Medicare Versus Medicaid – A Big Difference for the Elderly

Despite the similarity in the words, Medicare and Medicaid are two very different health care programs.  Medicare and Medicaid affect the elderly in different ways.

Medicare vs. Medicaid

Medicare is a federal health care program for people over the age of 65 and those people with disabilities who qualify for Medicare insurance. There is no other qualification. Income level does not matter with Medicare. Medicaid, however, is run by each state (with assistance from the federal government) and is a health care program for lower income people. Each state creates its own Medicaid program based on federal guidelines. Unlike Medicare, where benefits are automatic at a certain age, you have to qualify for Medicaid benefits.

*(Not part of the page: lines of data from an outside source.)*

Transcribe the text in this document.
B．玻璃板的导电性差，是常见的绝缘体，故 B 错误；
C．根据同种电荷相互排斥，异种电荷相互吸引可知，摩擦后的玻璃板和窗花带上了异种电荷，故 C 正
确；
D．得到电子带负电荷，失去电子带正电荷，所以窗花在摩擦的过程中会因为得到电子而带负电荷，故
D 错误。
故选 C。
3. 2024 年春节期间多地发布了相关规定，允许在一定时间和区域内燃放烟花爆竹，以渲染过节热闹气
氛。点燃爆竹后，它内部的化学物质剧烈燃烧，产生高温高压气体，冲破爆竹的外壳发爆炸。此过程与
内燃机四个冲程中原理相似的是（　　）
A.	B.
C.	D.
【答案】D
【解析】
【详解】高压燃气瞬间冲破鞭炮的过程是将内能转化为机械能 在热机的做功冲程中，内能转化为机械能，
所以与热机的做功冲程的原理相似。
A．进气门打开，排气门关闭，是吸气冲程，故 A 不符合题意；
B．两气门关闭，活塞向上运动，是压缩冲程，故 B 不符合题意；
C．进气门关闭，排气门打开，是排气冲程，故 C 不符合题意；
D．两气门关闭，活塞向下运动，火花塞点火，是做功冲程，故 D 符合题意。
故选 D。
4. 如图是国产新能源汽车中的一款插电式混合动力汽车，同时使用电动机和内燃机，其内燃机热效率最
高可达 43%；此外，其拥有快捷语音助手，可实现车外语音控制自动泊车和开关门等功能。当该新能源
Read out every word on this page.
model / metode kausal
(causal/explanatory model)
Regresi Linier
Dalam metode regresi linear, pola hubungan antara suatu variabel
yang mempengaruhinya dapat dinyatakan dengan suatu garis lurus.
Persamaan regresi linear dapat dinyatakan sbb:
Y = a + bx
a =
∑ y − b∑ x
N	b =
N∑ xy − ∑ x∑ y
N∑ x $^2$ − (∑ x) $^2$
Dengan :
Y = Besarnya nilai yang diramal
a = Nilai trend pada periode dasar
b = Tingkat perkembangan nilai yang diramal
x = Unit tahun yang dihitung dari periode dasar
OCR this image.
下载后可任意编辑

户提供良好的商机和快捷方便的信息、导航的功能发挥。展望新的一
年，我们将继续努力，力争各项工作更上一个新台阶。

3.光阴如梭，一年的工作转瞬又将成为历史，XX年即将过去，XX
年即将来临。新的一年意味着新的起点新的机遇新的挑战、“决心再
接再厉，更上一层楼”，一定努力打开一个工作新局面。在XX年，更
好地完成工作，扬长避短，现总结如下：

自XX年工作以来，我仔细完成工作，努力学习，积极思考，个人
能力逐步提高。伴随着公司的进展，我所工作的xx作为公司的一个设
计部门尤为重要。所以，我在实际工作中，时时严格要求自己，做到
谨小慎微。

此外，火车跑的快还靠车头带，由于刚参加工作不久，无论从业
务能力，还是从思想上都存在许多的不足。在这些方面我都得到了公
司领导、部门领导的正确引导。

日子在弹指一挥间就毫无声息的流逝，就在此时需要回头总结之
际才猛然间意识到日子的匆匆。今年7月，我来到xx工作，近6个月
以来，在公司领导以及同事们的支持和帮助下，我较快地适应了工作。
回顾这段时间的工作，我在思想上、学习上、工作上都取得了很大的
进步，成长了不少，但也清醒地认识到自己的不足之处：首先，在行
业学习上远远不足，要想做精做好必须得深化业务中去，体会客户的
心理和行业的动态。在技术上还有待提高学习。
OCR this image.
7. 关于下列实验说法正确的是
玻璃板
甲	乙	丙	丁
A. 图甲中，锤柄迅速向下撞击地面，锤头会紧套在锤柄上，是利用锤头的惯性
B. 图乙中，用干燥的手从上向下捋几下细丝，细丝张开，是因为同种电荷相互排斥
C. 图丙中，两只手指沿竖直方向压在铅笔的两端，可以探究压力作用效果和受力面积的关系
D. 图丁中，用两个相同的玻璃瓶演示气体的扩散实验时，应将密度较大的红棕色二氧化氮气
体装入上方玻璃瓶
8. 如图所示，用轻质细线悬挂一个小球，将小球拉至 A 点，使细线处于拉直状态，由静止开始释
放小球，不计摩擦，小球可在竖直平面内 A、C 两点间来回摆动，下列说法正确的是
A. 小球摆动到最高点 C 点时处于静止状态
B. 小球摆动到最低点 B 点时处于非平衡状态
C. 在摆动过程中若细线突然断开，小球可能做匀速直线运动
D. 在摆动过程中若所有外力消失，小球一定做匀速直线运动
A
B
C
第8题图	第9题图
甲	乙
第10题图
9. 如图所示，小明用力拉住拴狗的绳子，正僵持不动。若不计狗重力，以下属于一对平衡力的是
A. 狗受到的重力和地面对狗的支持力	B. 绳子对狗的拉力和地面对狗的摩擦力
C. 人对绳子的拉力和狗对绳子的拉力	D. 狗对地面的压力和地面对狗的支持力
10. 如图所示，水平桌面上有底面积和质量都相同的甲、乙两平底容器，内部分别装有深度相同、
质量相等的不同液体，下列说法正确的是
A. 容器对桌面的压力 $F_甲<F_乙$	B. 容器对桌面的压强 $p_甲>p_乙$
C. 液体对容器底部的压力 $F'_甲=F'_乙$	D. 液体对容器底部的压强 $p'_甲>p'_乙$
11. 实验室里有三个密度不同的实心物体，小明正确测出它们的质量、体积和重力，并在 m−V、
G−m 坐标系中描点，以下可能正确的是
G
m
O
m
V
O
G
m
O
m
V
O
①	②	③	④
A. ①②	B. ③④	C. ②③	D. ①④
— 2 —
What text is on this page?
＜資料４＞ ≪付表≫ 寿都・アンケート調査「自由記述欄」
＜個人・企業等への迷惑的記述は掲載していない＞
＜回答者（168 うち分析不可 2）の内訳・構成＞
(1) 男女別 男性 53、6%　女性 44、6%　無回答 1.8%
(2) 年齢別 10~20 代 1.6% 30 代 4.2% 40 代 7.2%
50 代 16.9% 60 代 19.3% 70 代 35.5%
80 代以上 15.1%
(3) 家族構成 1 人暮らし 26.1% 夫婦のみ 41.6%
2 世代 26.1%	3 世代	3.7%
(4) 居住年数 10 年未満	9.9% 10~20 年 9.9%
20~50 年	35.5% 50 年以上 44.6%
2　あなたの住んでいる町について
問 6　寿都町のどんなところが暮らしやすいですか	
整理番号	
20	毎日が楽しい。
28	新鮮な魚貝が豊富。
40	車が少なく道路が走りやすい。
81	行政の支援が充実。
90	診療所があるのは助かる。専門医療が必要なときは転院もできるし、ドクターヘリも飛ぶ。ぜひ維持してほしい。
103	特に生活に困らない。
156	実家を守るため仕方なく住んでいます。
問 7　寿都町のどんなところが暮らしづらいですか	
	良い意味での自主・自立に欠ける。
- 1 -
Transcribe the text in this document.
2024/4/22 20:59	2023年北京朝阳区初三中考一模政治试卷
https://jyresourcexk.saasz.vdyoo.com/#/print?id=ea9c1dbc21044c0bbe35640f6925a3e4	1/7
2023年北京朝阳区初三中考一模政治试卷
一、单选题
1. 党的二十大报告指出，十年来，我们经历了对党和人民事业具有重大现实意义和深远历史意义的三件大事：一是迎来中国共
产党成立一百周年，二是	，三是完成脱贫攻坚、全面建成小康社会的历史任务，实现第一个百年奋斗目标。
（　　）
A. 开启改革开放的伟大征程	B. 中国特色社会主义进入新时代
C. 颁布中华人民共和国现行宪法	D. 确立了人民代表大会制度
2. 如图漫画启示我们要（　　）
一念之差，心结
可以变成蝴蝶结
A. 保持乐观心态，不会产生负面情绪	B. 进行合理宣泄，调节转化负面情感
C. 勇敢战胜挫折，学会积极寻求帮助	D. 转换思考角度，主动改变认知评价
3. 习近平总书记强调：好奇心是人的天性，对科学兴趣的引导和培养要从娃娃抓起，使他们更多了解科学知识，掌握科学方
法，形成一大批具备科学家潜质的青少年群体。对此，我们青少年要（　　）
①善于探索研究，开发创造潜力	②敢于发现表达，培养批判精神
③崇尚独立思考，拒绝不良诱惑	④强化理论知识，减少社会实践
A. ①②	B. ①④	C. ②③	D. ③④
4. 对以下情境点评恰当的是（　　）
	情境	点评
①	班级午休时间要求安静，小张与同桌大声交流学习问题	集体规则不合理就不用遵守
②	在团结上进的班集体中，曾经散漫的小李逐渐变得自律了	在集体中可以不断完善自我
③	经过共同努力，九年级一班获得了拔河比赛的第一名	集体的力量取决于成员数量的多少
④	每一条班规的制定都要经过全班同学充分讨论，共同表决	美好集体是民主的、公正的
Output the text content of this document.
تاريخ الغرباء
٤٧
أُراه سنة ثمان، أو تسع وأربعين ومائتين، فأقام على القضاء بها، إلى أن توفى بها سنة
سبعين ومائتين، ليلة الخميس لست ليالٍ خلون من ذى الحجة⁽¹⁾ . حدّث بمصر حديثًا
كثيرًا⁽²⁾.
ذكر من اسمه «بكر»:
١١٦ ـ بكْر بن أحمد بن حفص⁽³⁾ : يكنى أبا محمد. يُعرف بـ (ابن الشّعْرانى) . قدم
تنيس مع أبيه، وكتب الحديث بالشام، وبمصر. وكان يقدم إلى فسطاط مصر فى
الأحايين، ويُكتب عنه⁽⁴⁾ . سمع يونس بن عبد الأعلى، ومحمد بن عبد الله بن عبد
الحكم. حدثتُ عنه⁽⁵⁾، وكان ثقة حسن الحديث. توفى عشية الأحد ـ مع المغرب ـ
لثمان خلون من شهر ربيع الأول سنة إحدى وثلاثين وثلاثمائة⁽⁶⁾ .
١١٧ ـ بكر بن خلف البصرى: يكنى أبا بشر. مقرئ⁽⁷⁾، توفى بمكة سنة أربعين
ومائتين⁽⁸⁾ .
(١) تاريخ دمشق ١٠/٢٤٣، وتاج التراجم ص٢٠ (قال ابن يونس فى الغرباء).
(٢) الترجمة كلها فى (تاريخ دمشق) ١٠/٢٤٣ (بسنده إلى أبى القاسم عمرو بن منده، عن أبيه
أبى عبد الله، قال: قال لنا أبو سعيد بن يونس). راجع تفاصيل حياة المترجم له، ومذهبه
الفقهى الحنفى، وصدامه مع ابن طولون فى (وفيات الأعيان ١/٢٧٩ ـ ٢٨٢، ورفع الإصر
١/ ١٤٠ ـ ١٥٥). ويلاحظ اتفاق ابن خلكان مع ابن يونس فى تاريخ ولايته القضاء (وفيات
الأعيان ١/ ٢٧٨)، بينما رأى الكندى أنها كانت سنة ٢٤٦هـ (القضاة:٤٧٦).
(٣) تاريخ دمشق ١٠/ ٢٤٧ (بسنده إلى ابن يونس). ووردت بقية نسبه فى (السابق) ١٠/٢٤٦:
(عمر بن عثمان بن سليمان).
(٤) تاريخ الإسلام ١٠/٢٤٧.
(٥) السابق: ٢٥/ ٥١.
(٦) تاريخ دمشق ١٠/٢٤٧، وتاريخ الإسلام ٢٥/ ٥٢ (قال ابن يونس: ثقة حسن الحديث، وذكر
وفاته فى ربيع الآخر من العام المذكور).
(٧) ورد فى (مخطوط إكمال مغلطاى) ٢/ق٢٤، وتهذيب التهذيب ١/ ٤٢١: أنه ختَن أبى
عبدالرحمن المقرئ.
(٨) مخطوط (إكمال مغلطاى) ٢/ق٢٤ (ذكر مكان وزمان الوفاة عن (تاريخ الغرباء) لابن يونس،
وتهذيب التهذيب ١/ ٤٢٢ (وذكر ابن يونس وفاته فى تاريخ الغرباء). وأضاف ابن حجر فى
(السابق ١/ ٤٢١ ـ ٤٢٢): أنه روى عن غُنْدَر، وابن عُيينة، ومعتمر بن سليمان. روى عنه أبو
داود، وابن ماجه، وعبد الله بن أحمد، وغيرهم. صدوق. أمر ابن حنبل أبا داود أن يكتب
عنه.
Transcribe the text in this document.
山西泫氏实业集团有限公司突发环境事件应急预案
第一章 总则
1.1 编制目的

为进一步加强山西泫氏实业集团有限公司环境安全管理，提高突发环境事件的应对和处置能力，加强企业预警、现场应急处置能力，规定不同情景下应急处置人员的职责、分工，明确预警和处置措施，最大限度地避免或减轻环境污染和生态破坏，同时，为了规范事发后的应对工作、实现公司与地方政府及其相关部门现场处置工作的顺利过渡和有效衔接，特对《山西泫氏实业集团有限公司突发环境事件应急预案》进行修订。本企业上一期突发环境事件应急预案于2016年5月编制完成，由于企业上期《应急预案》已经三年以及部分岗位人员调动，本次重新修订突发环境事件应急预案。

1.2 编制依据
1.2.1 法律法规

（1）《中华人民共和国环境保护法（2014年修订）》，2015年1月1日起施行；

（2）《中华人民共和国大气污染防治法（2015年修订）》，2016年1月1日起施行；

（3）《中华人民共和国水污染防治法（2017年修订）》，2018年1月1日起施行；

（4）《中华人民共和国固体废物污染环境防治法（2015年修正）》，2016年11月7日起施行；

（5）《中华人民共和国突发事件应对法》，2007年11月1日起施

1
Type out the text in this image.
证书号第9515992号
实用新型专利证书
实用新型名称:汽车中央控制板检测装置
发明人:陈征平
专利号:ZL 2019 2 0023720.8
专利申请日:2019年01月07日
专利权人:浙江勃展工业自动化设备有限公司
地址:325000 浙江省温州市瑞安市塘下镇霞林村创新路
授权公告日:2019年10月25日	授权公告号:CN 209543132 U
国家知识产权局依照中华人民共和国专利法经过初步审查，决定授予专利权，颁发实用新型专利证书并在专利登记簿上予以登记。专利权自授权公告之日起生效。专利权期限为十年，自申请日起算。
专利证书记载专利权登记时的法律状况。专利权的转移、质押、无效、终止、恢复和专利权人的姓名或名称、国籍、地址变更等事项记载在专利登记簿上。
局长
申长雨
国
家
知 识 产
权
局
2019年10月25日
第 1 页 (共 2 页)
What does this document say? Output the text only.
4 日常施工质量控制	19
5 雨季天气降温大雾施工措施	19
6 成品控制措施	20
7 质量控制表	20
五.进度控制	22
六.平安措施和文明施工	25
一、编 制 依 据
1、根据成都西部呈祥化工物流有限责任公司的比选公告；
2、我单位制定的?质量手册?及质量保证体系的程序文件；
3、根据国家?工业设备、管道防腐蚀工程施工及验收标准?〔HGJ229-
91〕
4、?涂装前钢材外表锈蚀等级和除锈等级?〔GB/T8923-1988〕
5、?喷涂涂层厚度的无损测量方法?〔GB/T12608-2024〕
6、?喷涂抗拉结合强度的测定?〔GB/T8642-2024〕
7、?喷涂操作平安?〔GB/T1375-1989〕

This difference becomes very obvious when you are moving a loved one into assisted living. Medicare, the federal health insurance program, does not cover assisted living. Medicaid does. However, Medicaid requires a person to have a certain income and asset level in order to qualify for Medicaid payments to assisted living centers. Each state is different. For example, in Michigan, the asset level is $2,000.00. Again, Medicaid is for people with little financial means.

Assisted Living and Medicaid

If assisted living is required with your loved one and they do not qualify for Medicaid, then payments to the assisted living center come from personal income and assets. Medicaid requires you to “spend down” these assets until they reach a certain level before Medicaid begins paying. There are certain exempt assets, such as a home, a car, etc., but if your loved one has an IRA, savings account, stocks or any other assets, payments to the assisted living center come from your loved one’s income and assets first. This can financially devastate a family. So, the more time you have to plan for a loved one’s move to assisted living, the better. There are ways that you can decrease the amount of assets, but Medicaid typically has a 60 month look-back period, meaning they will look at all of the asset movement for the past 60 months to determine whether it was a legitimate transfer or whether the asset should be included as part of your loved one’s assets. The Medicaid rules get very tricky, so if you think that the government is going to help pay for your loved one’s stay at a facility, you need to become familiar with Medicaid rules in your state and perhaps seek an attorney for some estate planning for your loved one.

Some individuals are eligible for both Medicare and Medicaid and they are called “dual eligible.” For those that receive both coverages, most of their health care costs are covered. Medicare pays first, then Medicaid will pick up most, if not all, of the balance.

2 replies

  1. This is an important topic, and a good reminder for families to be aware of. Ideally, long-term care insurance and/or self insurance (from having a very large retirement savings nest egg) can cover expenses when a higher level of care is needed. Many skilled nursing facilities have a limited number of Medicaid beds and it can be challenging to find a placement. In addition, quality of care can be another challenging issue with some skilled nursing facilities.

    • Some of the nicer care facilities only allot a couple of beds for Medicaid. You are correct that the quality of care seems to be lower the more beds that are open to Medicaid patients. I don’t know what this is, but this has been my experience.